You’re still learning to run errands right away and not put things off. To make your bed in the morning. To work with your wily hair. To organize. To do one thing at a time. To take care of your things. But in the meantime, you’ll continue taking it day by day. And learn to relish what you have learned somewhere along the way.

You’re growing up.

Thursday, September 13, 2012

chores and memories

I stood there vacuuming and thought of Mother Hildegard. I doubt she’d appreciate the connection. I didn’t think of her because she used to vacuum back at the monastery or because I ever saw her use one, but because the smell that erupted from the dusty old machine I held was the same as the smell of her dusty old car on the day I vacuumed it with Sue. The car was covered in dirt, dust and dog hair—things typical to a several decade old vehicle on a farm—and it was our job to clean it. I remember hitting the seats with a brush and watching the dust explosions. The shining sun, the mist from the hose, the haze of the dust--all disappears as I am back at the entrance of the old house on 15th street, doing my weekly chore after work, smiling quietly about a time not long ago.  

Monday, September 10, 2012


I had known about this date for a while when it arrived. 8/19/12. "I leave the island on 8/19/12," I'd think. I'd be at the monastery for a month, until 8/19/12. I'd leave the day after the fair, 8/19/12. Sunday, 8/19/12. And there it sat on the top of my journal entry--the date I had known would come and bring inescapable change. The day of transition--of ends and new beginnings.

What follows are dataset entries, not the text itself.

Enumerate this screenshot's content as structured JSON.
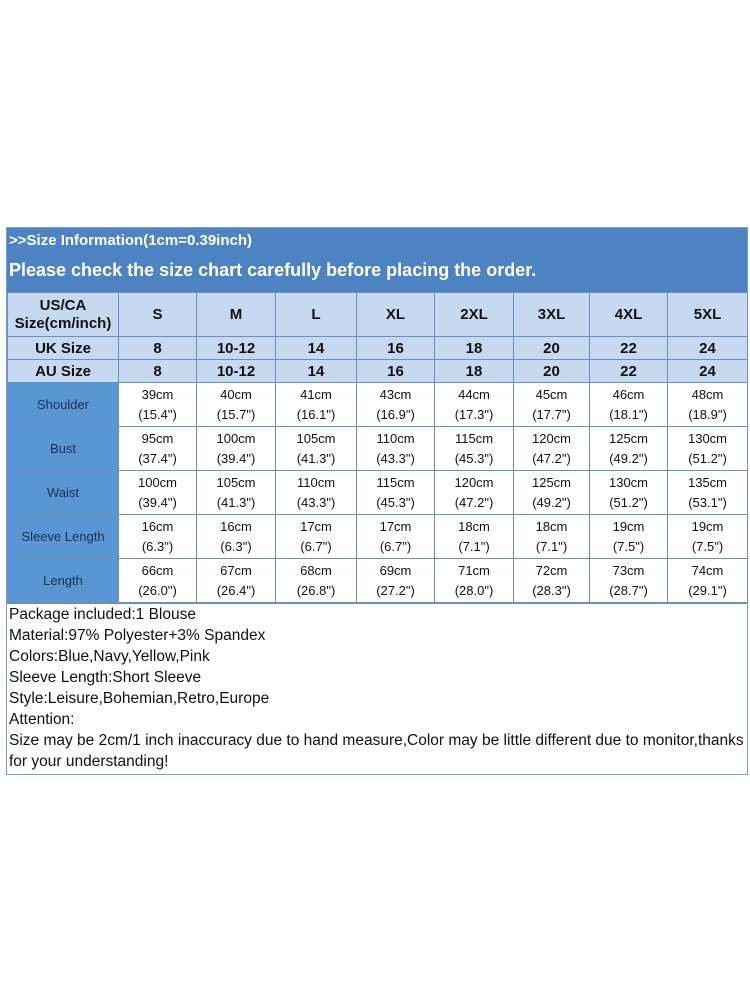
{
  "header": {
    "title": ">>Size Information(1cm=0.39inch)",
    "subtitle": "Please check the size chart carefully before placing the order."
  },
  "colors": {
    "title_bar": "#4d82c3",
    "header_rows": "#c6d9f0",
    "label_cells": "#5b96d4"
  },
  "table": {
    "size_row": {
      "label": [
        "US/CA",
        "Size(cm/inch)"
      ],
      "values": [
        "S",
        "M",
        "L",
        "XL",
        "2XL",
        "3XL",
        "4XL",
        "5XL"
      ]
    },
    "uk_row": {
      "label": "UK Size",
      "values": [
        "8",
        "10-12",
        "14",
        "16",
        "18",
        "20",
        "22",
        "24"
      ]
    },
    "au_row": {
      "label": "AU Size",
      "values": [
        "8",
        "10-12",
        "14",
        "16",
        "18",
        "20",
        "22",
        "24"
      ]
    },
    "rows": [
      {
        "label": "Shoulder",
        "cm": [
          "39cm",
          "40cm",
          "41cm",
          "43cm",
          "44cm",
          "45cm",
          "46cm",
          "48cm"
        ],
        "inch": [
          "(15.4\")",
          "(15.7\")",
          "(16.1\")",
          "(16.9\")",
          "(17.3\")",
          "(17.7\")",
          "(18.1\")",
          "(18.9\")"
        ]
      },
      {
        "label": "Bust",
        "cm": [
          "95cm",
          "100cm",
          "105cm",
          "110cm",
          "115cm",
          "120cm",
          "125cm",
          "130cm"
        ],
        "inch": [
          "(37.4\")",
          "(39.4\")",
          "(41.3\")",
          "(43.3\")",
          "(45.3\")",
          "(47.2\")",
          "(49.2\")",
          "(51.2\")"
        ]
      },
      {
        "label": "Waist",
        "cm": [
          "100cm",
          "105cm",
          "110cm",
          "115cm",
          "120cm",
          "125cm",
          "130cm",
          "135cm"
        ],
        "inch": [
          "(39.4\")",
          "(41.3\")",
          "(43.3\")",
          "(45.3\")",
          "(47.2\")",
          "(49.2\")",
          "(51.2\")",
          "(53.1\")"
        ]
      },
      {
        "label": "Sleeve Length",
        "cm": [
          "16cm",
          "16cm",
          "17cm",
          "17cm",
          "18cm",
          "18cm",
          "19cm",
          "19cm"
        ],
        "inch": [
          "(6.3\")",
          "(6.3\")",
          "(6.7\")",
          "(6.7\")",
          "(7.1\")",
          "(7.1\")",
          "(7.5\")",
          "(7.5\")"
        ]
      },
      {
        "label": "Length",
        "cm": [
          "66cm",
          "67cm",
          "68cm",
          "69cm",
          "71cm",
          "72cm",
          "73cm",
          "74cm"
        ],
        "inch": [
          "(26.0\")",
          "(26.4\")",
          "(26.8\")",
          "(27.2\")",
          "(28.0\")",
          "(28.3\")",
          "(28.7\")",
          "(29.1\")"
        ]
      }
    ]
  },
  "notes": [
    "Package included:1  Blouse",
    "Material:97% Polyester+3% Spandex",
    "Colors:Blue,Navy,Yellow,Pink",
    "Sleeve Length:Short Sleeve",
    "Style:Leisure,Bohemian,Retro,Europe",
    "Attention:",
    "Size may be 2cm/1  inch inaccuracy due to hand measure,Color may be little different due to monitor,thanks for your understanding!"
  ]
}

I sat on the ferry that day on a bench seat that intentionally looked forward, thinking my choice had something to say about my attitude. Look ahead. Hold your head high. Go into the future facing forward. Take it head on.

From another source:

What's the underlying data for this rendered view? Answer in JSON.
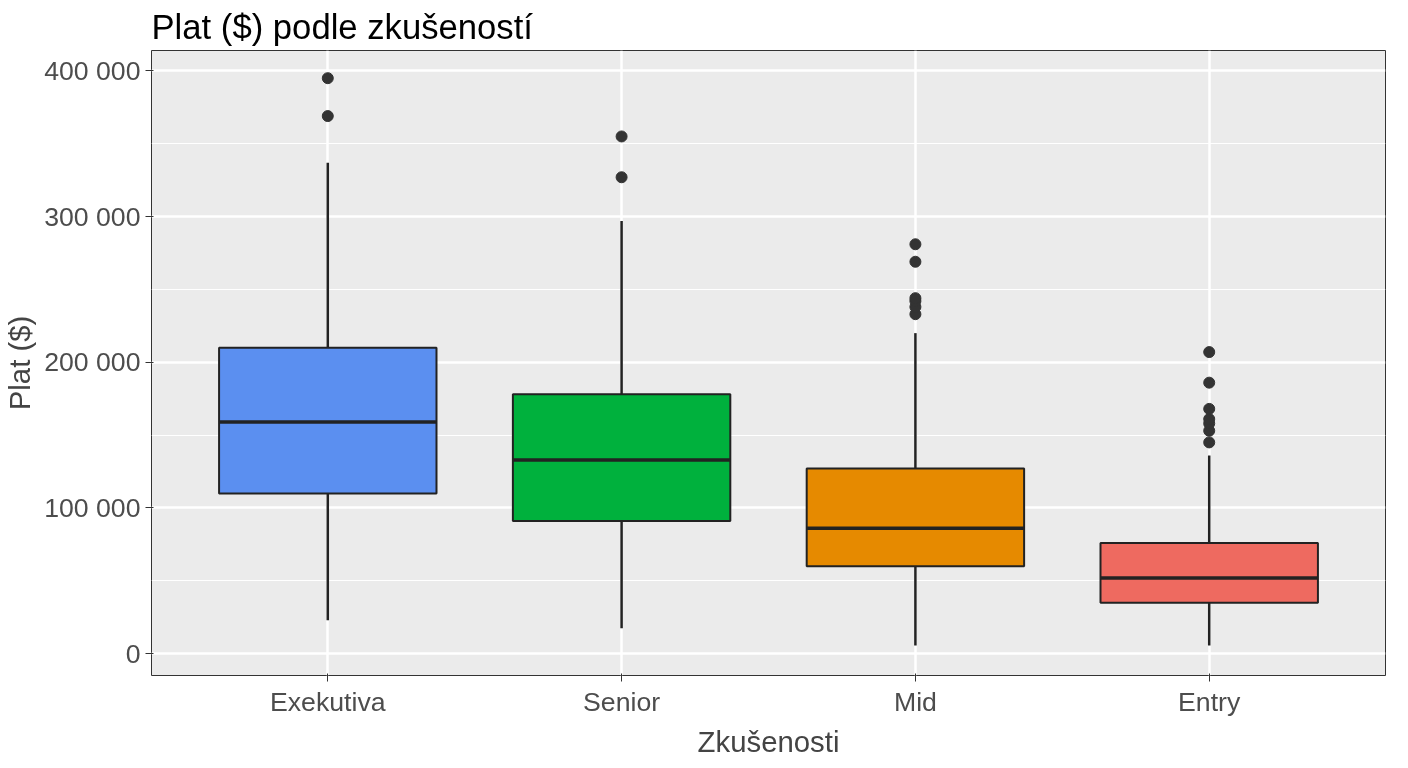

But my head betrayed me. My eyes kept looking back. And Shaw Island kept getting smaller and smaller. And Mary Ann and Martha were no longer at the ferry landing, waving goodbye. Sunday mass would start in an hour. My sheets would still be in the dryer. Mother Dilecta would be milking the cow. Guests would arrive. But I was leaving, to go home, to start work, facing forward, on a bench looking ahead, glancing back.